Tempest in a breadbox
The European economy teeters on the brink and yet a hot topic in German politics is the dietary preference of German President Christian Wulff. He is under fire for importing bread to Berlin from distant Hanover, the capital of Lower Saxony, where he’d served as premier. The 300-km trip is a waste of carbon, fumed Claudia Haemmerling, a Green party representative from Berlin. The Bild newspaper joined the chorus: “Why don’t you eat Berlin bread, Mr. President?” The controversy annoys Hanover baker Jochen Gaues. “My bread is made by hand, and [is] top quality,” he said.

Turns out she can
When ballet dancer Alex Wong tore his Achilles tendon, the producers of So You Think You Can Dance feared they couldn’t reprise a popular hip-hop routine he’d done with past contestant tWitch. Ellen DeGeneres volunteered as a surprise replacement. Instead of going for laughs, she brought down the house by busting some killer moves.

Darwin, check. Up next: Einstein.
For those who think Wikipedia is written by pinkos, there is Conservapedia, a “trustworthy” alternative founded by Andy Schlafly, the son of U.S. ultra-conservative activist Phyllis Schlafly. The site attempts to answer such vexing questions as, “Why do non-conservatives exist?” It also finds conspiracies in the strangest of places, including Albert Einstein’s theory of relativity. “It is heavily promoted by liberals who like its encouragement of relativism and its tendency to mislead people in how they view the world,” says Conservapedia. Adds Schlafly in a footnote: “Virtually no one who is taught and believes relativity continues to read the Bible.” Case closed.
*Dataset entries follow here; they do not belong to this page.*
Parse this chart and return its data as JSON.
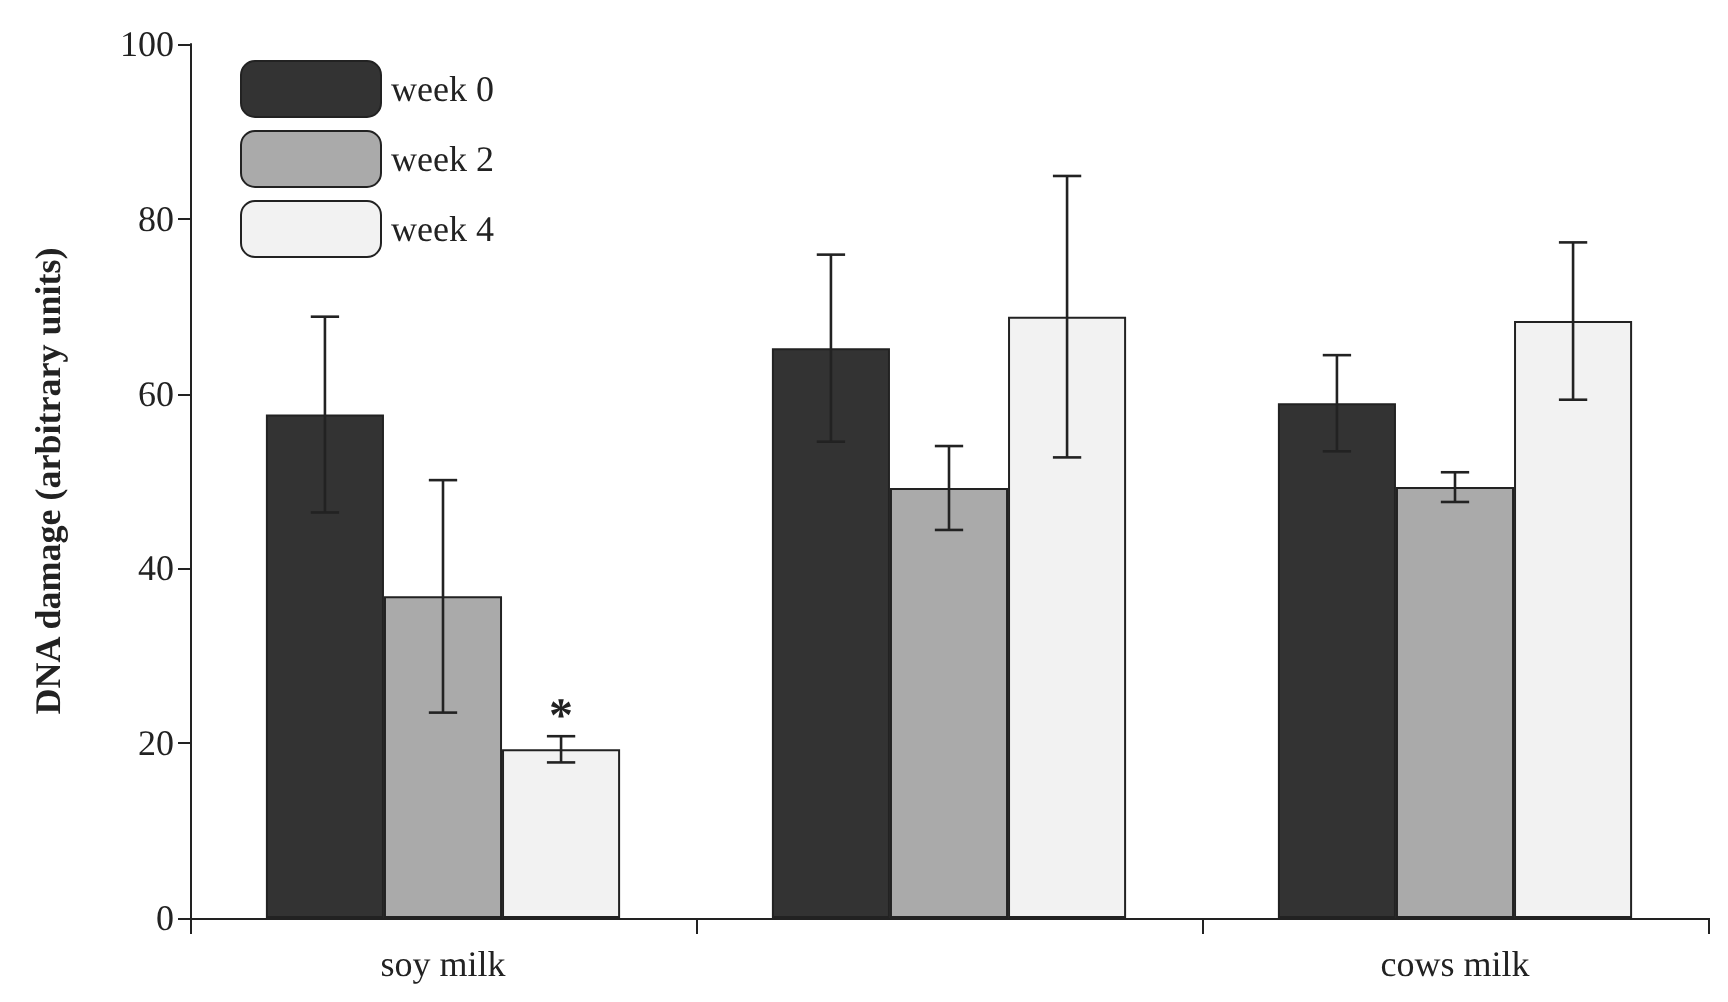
{
  "chart_data": {
    "type": "bar",
    "ylabel": "DNA damage (arbitrary units)",
    "categories": [
      "soy milk",
      null,
      "cows milk"
    ],
    "series": [
      {
        "name": "week 0",
        "color": "#333333",
        "values": [
          57.6,
          65.2,
          58.9
        ],
        "errors": [
          11.2,
          10.7,
          5.5
        ]
      },
      {
        "name": "week 2",
        "color": "#aaaaaa",
        "values": [
          36.8,
          49.2,
          49.3
        ],
        "errors": [
          13.3,
          4.8,
          1.7
        ]
      },
      {
        "name": "week 4",
        "color": "#f2f2f2",
        "values": [
          19.3,
          68.8,
          68.3
        ],
        "errors": [
          1.5,
          16.1,
          9
        ]
      }
    ],
    "ylim": [
      0,
      100
    ],
    "yticks": [
      0,
      20,
      40,
      60,
      80,
      100
    ],
    "annotations": [
      {
        "text": "*",
        "x": "soy milk",
        "y": 23
      }
    ],
    "grid": false,
    "legend": "top left"
  }
}
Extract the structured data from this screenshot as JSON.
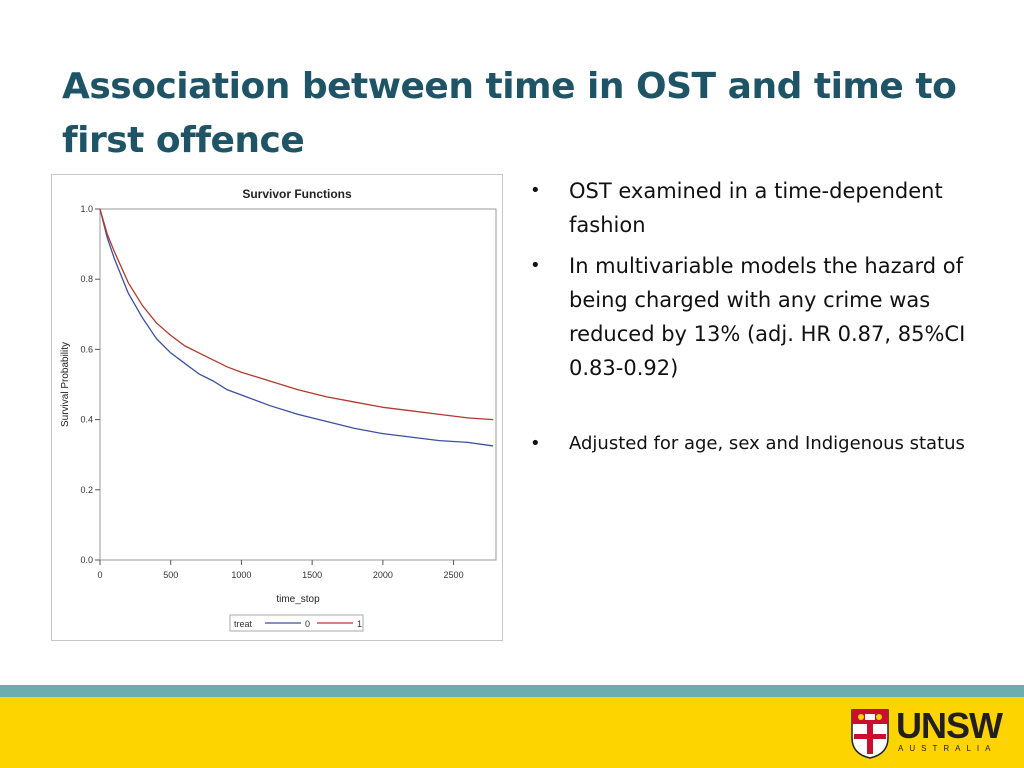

A screwdriver, barkeep. And one for my cat.
A quest to rescue his cat has netted an impaired driving charge for Graeme Swann, one of England’s top cricketers. Swann, who faces trial this week,  told police he returned to his home in Nottinghamshire after a night out to find his cat was trapped under the floorboards. He set out in his Porsche Cayenne at 3 a.m. to buy screwdrivers, and was pulled over. A blood test found he was above the legal limit. Over-consumption was also the downfall of Iran’s biggest soccer star, Ali Karimi. The midfielder was fired Sunday by Steel Azin FC for failing to fast during Ramadan. Muslims are required to fast from dawn until dusk during the holy month. Karimi “insulted” league officials when confronted. Karimi said he is a good Muslim. “I do respect Islam.”

The week in Botox-bashing
Desperate Housewives star Teri Hatcher may have made the biggest splash after pictures she posted of herself—au naturel, wet hair, no makeup, and the sort of wrinkles you’d expect on a 45-year-old—went viral. But she wasn’t the only Hollywood beauty to boo Botox last week. It’s unfortunate, actress Julia Roberts, 42, told Elle magazine, that “we live in such a panicked, dysmorphic society where women don’t even give themselves a chance to see what they’ll look like as older persons.” And Modern Family star Sofia Vergara, 38, told Esquire she will grow old without “major surgeries.” “That thing with the cheeks. Like Madonna. Who do they think they’re fooling?”